Home-EditorialsRemembering My Mentor

Remembering My Mentor

I met Frank Bledsoe when I first opened my flying service in Marshallville, Georgia in 1975. He was my competitor. He was already established in the business when I came along. I was young and full of energy. Both Frank and I were operating Ag Cats at the time, and he was in the next county over. We were friendly competitors, but competitors none the least. Frank was a minimalist. He only owned equipment that he needed and that was mechanically sound. As a new operator, I hadn’t learned that very valuable lesson. I was making up the rules as I went along.

In the 1970’s, the federal government had a Payment-In-Kind (PIK) program, established in the 1960s by the Kennedy administration to address the large surplus of grain and corn. Over a billion bushels of corn and wheat were held in surplus. This program, in the most simplistic way to explain it, paid the farmer to not plant. As an already marginalized operator, this program sliced acres from my operation. To add insult to injury, and at about the same time, my PT6-11AG, serial number 1, failed on takeoff. I couldn’t fiscally recover. I did the only thing I knew to do, and that was turn to Frank, my competitor, for a job. Frank and I worked out the logistics; I got a pickup truck and the ability to continually fly. He absorbed my flying service (and the debt) in return.

I was down on my luck, beating myself up over having to go to my competitor. But, little did I know, this move established my life-long career in ag aviation and Frank Bledsoe became my mentor. I thought I knew how to do it all, and I thought Frank just did things “differently”. I changed the way I approached almost every aspect of the business, from flying to managing to now being a pilot for someone else. Frank did things right, and he did them right the first time around. I had over 10 years of doing things “good enough”; Frank instilled work ethics and lessons that I keep with me to this day.
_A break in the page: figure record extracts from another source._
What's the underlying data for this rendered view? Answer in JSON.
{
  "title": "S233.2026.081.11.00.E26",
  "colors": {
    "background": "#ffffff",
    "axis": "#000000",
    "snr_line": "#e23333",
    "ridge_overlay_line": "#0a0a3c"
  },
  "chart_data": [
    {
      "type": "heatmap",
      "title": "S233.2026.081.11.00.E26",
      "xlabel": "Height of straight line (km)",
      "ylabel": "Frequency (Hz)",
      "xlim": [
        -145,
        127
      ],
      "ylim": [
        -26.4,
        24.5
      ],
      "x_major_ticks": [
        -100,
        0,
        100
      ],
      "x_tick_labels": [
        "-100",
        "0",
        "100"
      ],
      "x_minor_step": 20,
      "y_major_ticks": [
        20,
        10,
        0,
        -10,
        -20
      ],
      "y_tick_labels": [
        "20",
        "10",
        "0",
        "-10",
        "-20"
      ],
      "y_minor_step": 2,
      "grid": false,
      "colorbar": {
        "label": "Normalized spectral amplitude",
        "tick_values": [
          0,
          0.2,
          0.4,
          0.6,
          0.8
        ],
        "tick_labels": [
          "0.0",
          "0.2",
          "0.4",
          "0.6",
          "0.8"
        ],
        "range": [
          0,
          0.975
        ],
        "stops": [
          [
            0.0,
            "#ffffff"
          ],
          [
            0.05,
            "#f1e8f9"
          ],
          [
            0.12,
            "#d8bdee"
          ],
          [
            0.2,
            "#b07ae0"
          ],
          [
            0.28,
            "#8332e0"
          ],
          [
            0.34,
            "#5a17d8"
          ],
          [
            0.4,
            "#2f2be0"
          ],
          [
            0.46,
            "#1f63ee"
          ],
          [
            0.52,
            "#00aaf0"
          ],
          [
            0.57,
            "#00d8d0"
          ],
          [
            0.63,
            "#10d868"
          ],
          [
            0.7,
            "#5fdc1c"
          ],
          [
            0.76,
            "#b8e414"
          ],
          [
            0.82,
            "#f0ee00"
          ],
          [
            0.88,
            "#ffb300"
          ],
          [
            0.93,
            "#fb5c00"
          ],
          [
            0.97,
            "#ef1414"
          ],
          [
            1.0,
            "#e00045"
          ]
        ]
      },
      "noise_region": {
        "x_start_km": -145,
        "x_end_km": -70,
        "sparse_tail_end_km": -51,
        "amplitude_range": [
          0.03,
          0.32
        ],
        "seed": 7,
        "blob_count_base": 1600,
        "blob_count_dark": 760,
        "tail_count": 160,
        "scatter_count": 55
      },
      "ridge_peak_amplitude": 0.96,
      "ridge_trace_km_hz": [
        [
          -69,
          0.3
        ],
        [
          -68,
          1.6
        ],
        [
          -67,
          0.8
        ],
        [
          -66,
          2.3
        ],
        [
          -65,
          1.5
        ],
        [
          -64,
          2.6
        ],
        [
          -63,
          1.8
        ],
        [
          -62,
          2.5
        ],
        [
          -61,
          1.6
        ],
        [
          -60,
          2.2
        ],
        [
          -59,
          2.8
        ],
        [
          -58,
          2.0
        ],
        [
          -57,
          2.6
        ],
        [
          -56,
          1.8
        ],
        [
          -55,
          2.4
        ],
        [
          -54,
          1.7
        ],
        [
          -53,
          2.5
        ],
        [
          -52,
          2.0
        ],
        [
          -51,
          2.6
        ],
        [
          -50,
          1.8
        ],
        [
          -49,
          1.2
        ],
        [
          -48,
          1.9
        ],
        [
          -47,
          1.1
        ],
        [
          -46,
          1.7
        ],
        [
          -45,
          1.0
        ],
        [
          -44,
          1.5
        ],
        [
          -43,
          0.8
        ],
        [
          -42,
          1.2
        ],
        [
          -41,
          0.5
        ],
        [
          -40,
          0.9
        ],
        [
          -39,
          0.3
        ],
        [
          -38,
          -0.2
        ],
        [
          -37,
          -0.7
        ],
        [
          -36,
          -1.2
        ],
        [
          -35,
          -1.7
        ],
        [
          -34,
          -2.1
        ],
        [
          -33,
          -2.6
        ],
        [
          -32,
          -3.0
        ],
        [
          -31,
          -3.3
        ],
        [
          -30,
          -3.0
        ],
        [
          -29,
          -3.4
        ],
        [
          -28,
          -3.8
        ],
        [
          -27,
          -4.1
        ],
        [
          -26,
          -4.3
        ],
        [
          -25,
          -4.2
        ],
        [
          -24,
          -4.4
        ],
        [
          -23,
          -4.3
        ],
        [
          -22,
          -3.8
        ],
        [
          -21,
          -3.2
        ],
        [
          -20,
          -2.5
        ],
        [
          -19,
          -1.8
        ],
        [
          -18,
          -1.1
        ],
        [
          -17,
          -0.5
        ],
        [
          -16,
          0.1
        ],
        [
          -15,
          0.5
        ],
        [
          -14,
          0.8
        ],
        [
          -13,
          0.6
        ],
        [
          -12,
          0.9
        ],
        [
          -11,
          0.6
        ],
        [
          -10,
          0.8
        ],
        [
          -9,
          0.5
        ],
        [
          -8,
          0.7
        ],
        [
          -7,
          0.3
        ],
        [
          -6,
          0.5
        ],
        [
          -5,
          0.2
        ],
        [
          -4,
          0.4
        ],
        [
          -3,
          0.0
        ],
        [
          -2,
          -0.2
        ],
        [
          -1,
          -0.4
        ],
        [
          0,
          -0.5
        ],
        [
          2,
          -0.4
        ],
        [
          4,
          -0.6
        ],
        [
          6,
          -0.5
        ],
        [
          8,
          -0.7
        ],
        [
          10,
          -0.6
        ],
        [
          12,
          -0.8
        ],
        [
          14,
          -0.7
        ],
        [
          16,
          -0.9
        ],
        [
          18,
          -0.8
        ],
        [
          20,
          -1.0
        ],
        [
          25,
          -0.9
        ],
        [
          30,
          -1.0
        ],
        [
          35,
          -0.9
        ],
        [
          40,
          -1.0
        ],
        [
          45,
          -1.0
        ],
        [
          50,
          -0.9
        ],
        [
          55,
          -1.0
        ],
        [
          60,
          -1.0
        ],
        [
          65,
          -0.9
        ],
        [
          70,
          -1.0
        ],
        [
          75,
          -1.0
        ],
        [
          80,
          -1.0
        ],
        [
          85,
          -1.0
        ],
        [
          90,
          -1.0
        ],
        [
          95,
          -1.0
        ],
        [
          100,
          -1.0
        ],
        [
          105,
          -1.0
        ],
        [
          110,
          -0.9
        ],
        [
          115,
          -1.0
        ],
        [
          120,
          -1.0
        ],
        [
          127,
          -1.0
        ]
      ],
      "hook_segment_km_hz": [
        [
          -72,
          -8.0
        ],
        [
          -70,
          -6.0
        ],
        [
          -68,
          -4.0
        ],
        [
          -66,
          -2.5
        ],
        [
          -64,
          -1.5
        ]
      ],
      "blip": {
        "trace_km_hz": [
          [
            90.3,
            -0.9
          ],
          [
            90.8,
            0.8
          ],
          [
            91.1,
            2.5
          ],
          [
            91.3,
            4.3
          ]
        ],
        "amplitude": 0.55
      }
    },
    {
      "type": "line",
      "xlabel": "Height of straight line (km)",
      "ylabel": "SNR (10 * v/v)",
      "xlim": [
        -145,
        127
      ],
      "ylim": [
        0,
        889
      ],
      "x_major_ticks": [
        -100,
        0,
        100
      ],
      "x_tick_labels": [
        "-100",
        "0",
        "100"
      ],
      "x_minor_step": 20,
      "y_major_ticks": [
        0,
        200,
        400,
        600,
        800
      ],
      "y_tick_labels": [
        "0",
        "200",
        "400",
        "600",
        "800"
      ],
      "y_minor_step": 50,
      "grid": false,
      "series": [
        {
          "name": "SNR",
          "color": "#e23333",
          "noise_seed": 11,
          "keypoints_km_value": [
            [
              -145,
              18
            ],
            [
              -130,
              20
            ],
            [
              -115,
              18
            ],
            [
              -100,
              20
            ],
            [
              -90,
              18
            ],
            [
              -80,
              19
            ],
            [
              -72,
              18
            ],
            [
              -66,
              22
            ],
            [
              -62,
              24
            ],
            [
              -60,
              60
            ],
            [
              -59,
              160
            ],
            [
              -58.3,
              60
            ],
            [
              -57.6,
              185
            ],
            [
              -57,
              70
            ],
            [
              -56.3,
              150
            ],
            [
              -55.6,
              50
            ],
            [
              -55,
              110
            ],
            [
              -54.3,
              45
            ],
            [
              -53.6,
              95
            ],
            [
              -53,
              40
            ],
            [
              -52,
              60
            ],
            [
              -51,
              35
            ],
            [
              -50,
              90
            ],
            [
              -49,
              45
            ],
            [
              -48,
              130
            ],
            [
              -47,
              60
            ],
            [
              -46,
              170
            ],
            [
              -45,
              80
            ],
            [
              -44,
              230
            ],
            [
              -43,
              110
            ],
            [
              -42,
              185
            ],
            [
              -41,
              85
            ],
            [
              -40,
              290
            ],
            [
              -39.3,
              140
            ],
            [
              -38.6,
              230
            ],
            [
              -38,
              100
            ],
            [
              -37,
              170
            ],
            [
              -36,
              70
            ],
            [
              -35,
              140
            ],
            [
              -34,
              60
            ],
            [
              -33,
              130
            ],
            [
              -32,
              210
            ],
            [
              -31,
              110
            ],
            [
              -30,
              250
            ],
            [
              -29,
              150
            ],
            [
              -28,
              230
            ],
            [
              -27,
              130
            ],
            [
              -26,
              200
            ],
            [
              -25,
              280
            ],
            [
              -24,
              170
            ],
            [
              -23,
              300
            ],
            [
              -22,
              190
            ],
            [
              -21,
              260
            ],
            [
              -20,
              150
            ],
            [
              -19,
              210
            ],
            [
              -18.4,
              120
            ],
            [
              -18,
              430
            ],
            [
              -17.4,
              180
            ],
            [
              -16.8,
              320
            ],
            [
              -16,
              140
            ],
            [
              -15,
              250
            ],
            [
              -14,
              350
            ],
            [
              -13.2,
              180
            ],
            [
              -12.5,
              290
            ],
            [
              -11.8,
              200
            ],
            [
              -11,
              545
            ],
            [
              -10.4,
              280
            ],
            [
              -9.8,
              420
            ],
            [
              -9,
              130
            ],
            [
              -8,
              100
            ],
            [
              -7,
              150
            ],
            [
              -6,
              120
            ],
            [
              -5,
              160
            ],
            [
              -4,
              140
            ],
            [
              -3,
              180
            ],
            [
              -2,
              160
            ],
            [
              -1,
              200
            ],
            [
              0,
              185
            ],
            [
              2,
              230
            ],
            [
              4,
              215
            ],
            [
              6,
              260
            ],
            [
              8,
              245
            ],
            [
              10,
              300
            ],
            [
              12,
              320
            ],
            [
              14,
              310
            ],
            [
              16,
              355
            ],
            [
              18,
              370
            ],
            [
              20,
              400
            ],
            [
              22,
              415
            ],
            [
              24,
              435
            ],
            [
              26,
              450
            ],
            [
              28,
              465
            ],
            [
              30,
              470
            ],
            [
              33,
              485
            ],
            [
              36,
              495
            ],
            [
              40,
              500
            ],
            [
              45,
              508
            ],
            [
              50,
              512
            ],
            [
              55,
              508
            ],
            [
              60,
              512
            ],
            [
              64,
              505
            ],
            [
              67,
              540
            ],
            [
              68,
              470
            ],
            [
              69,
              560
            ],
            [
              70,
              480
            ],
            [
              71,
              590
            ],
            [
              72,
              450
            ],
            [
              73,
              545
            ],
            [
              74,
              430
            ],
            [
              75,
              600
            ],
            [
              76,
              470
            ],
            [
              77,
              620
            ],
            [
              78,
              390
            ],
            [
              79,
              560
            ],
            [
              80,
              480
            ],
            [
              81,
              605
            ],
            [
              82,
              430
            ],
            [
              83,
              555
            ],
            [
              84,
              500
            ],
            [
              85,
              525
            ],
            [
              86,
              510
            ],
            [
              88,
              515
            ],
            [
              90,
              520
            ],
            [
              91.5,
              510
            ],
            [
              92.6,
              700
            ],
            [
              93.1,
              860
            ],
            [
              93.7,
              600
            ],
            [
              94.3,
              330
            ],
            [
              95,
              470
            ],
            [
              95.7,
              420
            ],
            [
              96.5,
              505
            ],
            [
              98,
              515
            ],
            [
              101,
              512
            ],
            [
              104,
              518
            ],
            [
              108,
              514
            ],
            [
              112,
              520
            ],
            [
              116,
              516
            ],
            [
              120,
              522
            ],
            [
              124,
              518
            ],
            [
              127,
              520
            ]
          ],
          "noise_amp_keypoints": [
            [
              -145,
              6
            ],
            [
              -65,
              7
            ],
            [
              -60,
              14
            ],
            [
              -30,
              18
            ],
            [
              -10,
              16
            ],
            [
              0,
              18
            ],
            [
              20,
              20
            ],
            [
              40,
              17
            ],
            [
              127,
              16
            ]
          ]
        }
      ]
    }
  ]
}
Mentorship in ag aviation is imperative. The old saying goes “you don’t know what you don’t know”. That couldn’t be more true. Years of learning from mistakes, what works and what doesn’t work. Years of knowledge that cannot be found in a book, a certification course or through self exploration. Mentorship makes everyone better, and will continually be the preferred method for new pilots to enter our industry.

I tell aspiring ag pilots to find a mentor, and absorb every word that comes from their mouth. Start on the ground, then go into the office. Learn how they do business, how they interact with customers, how they take care of their equipment. Digest all this information, then move to the airplane. Learn how they turn, how they taxi and how they approach safety. Learn how they rest, how they give it 110% during the times when there is more work than hours in the day. Learn how they stayed alive. Learn it all. They are giving you a gift that you cannot put a price tag on. Appreciate it.

On April 3rd of this year, we lost Frank Bledsoe to health complications. He spent his life in an ag plane and on a tractor. He worked tirelessly until the day he died. Frank taught me many lessons along the way. I flew for him until the early 2000’s, learning the entire time.